What is targeted metabolomics in the context of Central Carbon Metabolism Analysis by LC-MS/MS?
Targeted metabolomics using LC-MS/MS involves the selective detection and quantification of specific metabolites or a predefined set of metabolites within a biological sample. It allows for the precise measurement of metabolite concentrations and isotopic labeling in central carbon metabolism pathways of interest.
What are the advantages of Central Carbon Metabolism Analysis by LC-MS/MS?

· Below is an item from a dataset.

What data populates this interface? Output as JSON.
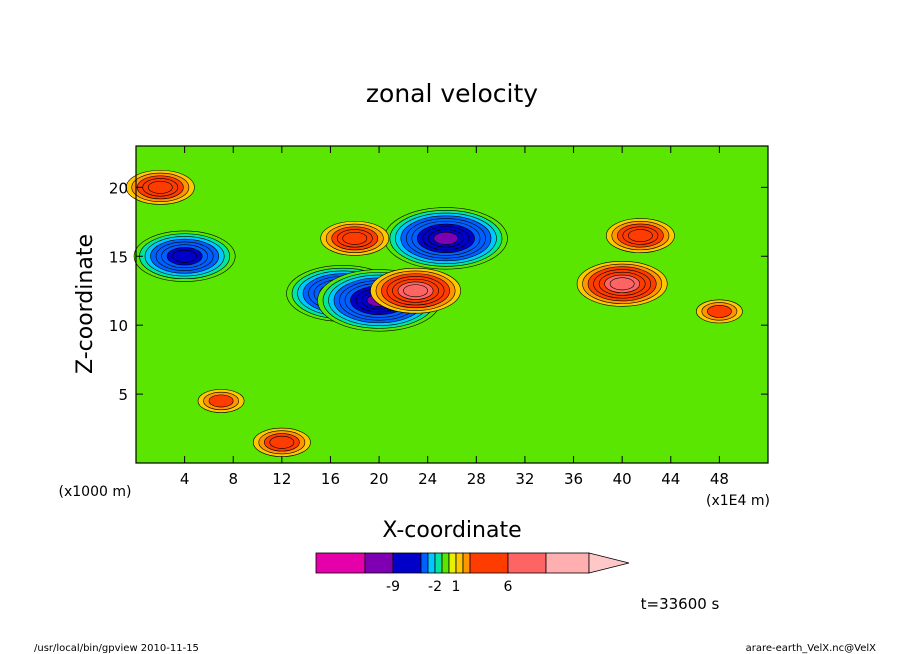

Central Carbon Metabolism Analysis by LC-MS/MS provides high sensitivity, accuracy, and selectivity in metabolite quantification. It enables the comprehensive analysis of a wide range of metabolites involved in central carbon metabolism, providing valuable insights into metabolic pathways, metabolic fluxes, and the impact of genetic or environmental factors on cellular metabolism.
Reference
- Metabolic profiling by gas chromatographymass spectrometry of energymetabolism in high-fat diet-fed obese mice. Plos One. 2017.